Function	Syntax	Description
`TYPEOF`	`typeof(field)`	Returns the data type of a field value

curl -sk -u "$OPENSEARCH_USER:$OPENSEARCH_PASSWORD" \
  -X POST "$OPENSEARCH_ENDPOINT/_plugins/_ppl" \
  -H 'Content-Type: application/json' \
  -d '{"query": "source=otel-v1-apm-span-* | eval type_of_duration = typeof(durationInNanos) | fields traceId, durationInNanos, type_of_duration | head 5"}'

Grammar Source

This PPL reference is sourced from the opensearch-project/sql repository's docs/user/ppl/ directory.

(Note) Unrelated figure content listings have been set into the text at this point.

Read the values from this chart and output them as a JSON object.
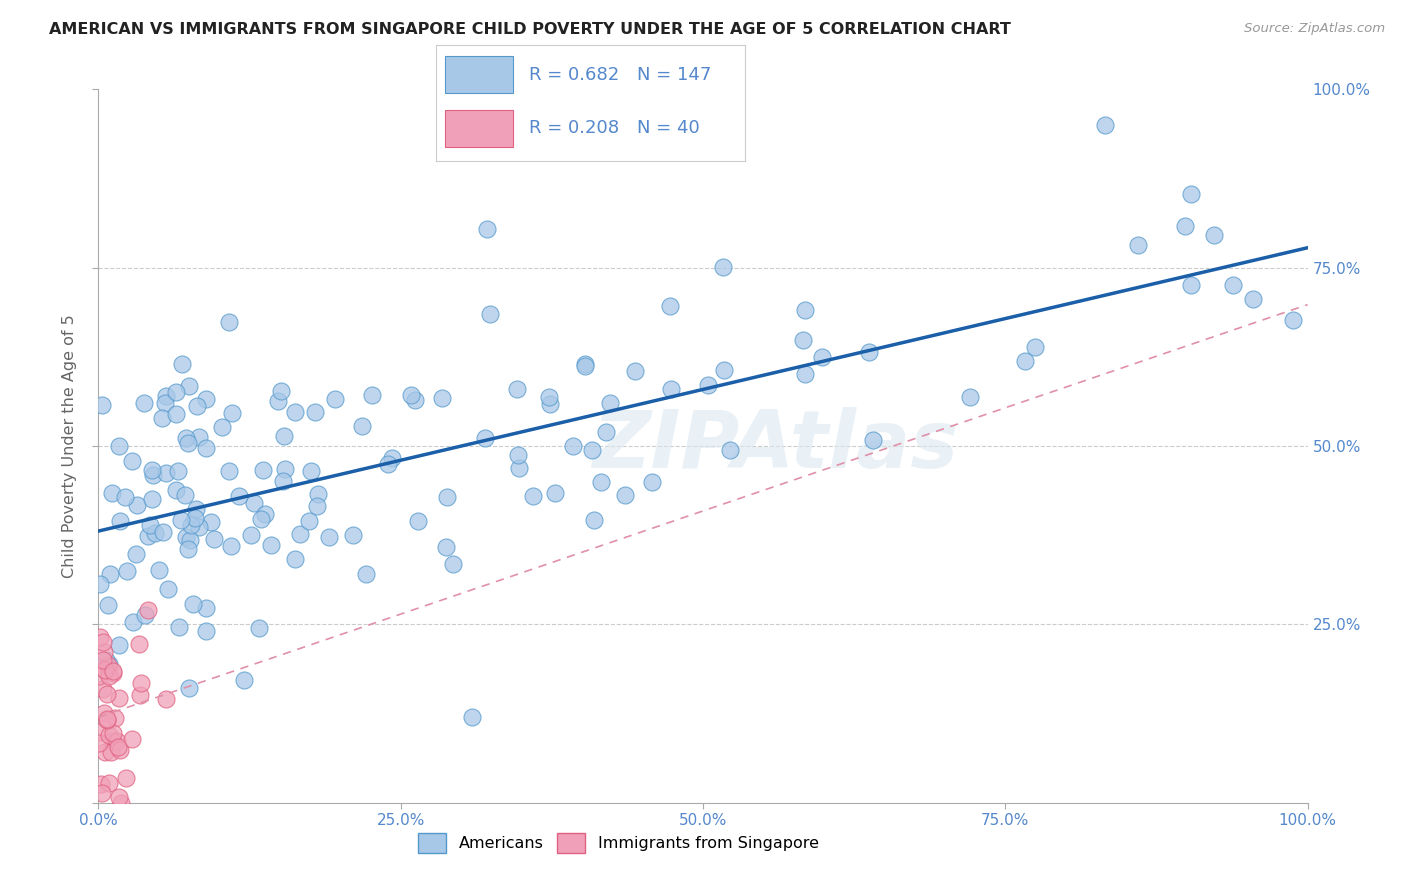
{
  "title": "AMERICAN VS IMMIGRANTS FROM SINGAPORE CHILD POVERTY UNDER THE AGE OF 5 CORRELATION CHART",
  "source": "Source: ZipAtlas.com",
  "ylabel": "Child Poverty Under the Age of 5",
  "watermark": "ZIPAtlas",
  "legend_R_americans": "0.682",
  "legend_N_americans": "147",
  "legend_R_singapore": "0.208",
  "legend_N_singapore": "40",
  "american_color": "#a8c8e8",
  "american_edge": "#5599cc",
  "singapore_color": "#f0a0b8",
  "singapore_edge": "#e06080",
  "regression_line_color": "#1a5fa8",
  "regression_dashed_color": "#e090a8",
  "background_color": "#ffffff",
  "grid_color": "#cccccc",
  "tick_color": "#5588cc",
  "xlim": [
    0.0,
    1.0
  ],
  "ylim": [
    0.0,
    1.0
  ]
}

Repository: https://github.com/opensearch-project/sql

The PPL grammar is maintained as part of the OpenSearch SQL plugin. For the latest syntax additions and changes, consult the repository documentation directly.

References

PPL Language Reference — Official PPL syntax documentation. Fetch this if queries fail due to OpenSearch version differences or new syntax.